Among the producers’ latest efforts is a satirical video about the proliferation of mass shootings in America.
Last July, Mike Farah, Funny or Die’s president of production and “ambassador of lifestyle,” joined Amy Poehler, Kal Penn, and other Hollywood notables at a White House brainstorming session with President Obama to talk about getting young people to sign up for his new health care program. “It kind of kicked ass,” Farah says.
Since that meeting, Funny or Die has released a bunch of pro-Obamacare videos starring the likes of Aisha Tyler, Jennifer Hudson, and Olivia Wilde.

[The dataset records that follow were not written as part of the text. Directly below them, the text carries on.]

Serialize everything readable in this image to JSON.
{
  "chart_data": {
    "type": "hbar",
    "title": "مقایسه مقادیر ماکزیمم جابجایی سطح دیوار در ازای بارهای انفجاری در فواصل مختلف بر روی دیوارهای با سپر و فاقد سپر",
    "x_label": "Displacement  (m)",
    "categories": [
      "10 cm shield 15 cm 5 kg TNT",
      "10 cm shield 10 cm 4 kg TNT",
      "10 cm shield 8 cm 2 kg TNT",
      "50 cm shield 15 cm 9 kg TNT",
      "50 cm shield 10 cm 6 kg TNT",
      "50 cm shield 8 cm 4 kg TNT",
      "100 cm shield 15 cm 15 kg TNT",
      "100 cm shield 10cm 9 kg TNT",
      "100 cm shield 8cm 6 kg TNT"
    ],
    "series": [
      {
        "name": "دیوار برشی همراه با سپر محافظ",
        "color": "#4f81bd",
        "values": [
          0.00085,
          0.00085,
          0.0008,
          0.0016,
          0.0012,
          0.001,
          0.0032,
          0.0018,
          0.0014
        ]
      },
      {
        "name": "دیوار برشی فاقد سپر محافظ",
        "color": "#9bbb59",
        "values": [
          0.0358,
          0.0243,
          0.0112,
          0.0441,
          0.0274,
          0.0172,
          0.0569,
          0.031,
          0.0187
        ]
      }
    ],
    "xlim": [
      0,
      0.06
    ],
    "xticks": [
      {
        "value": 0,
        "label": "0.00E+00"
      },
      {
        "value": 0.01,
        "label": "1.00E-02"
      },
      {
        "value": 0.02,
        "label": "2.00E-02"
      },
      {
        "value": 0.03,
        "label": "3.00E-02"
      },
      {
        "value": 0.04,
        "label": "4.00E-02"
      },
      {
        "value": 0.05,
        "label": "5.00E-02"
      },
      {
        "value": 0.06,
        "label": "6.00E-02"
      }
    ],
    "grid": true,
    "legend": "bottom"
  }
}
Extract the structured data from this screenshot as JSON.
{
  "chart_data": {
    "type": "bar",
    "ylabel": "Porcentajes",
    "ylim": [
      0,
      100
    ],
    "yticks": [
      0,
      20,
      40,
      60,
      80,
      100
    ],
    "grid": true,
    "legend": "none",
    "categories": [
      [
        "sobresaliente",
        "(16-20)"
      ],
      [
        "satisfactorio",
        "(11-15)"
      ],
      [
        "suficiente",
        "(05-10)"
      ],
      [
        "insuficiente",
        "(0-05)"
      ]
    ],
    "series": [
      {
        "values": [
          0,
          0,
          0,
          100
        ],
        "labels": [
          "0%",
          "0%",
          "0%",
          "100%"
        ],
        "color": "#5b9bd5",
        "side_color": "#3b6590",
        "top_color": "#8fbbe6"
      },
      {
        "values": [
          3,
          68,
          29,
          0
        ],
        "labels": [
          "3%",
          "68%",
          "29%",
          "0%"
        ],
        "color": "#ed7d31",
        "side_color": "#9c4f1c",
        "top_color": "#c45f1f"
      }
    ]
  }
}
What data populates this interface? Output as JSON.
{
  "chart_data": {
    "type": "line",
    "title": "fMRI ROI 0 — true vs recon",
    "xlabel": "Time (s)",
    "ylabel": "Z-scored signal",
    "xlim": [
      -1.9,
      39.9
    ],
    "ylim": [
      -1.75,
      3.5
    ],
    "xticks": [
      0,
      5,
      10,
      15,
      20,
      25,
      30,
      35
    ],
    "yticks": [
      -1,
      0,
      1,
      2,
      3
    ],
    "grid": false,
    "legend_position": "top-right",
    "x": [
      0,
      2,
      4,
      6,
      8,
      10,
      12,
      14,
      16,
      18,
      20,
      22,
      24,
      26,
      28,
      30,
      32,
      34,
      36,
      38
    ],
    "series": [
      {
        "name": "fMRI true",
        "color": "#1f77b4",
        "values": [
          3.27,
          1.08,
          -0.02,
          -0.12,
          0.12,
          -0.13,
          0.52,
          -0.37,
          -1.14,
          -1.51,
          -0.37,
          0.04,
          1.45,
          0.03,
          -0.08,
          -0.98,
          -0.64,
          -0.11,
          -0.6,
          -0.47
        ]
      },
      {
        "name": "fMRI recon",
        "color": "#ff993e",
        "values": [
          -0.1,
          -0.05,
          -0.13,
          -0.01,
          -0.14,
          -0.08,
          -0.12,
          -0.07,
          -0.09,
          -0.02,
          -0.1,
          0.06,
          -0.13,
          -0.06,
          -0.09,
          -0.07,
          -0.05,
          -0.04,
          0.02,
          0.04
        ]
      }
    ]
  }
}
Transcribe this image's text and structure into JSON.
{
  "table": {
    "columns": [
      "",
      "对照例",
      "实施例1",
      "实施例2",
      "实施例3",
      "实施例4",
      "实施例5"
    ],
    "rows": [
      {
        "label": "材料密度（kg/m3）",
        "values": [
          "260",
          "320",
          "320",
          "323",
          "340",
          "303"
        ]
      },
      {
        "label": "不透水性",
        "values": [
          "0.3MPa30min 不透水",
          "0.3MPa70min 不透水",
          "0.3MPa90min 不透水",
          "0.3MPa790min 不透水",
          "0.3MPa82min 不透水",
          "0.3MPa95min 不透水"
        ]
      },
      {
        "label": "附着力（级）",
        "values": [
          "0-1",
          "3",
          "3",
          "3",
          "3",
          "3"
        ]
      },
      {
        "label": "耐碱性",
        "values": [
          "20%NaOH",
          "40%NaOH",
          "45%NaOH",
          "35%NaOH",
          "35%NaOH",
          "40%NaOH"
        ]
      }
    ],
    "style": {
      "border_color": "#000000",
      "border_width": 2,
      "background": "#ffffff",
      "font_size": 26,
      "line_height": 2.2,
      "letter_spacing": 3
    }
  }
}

On Tuesday, the site posted President Obama’s appearance on Between Two Ferns, a community TV talk show mockery hosted by Zach Galifianakis. The humorous “interview” sketch included a link to Healthcare.gov, which quickly made Funny or Die the morning’s biggest source of referrals to the Affordable Care Act website. (Some conservatives, as you might imagine, weren’t all that happy about any of this.)
“You never want to be considered a mouthpiece for any administration,” explains creative director Andrew Steele. “But our politics tend to lean a little left, and all of us passionately agree that health care is important.” Then again, he notes, “my own shtick is to attack corrupt power—and the GOP certainly doesn’t have a patent on stupidity.”
Farah has kept in regular touch with the White House, though—particularly his friend Brad Jenkins in the Office of Public Engagement—to discuss potential celebrity collaborators and different content strategies. “We’ve started talking about different things we could do to have a consistent political presence,” he says. Immigration reform may be the next big item on the list. Ted Cruz, consider yourself warned.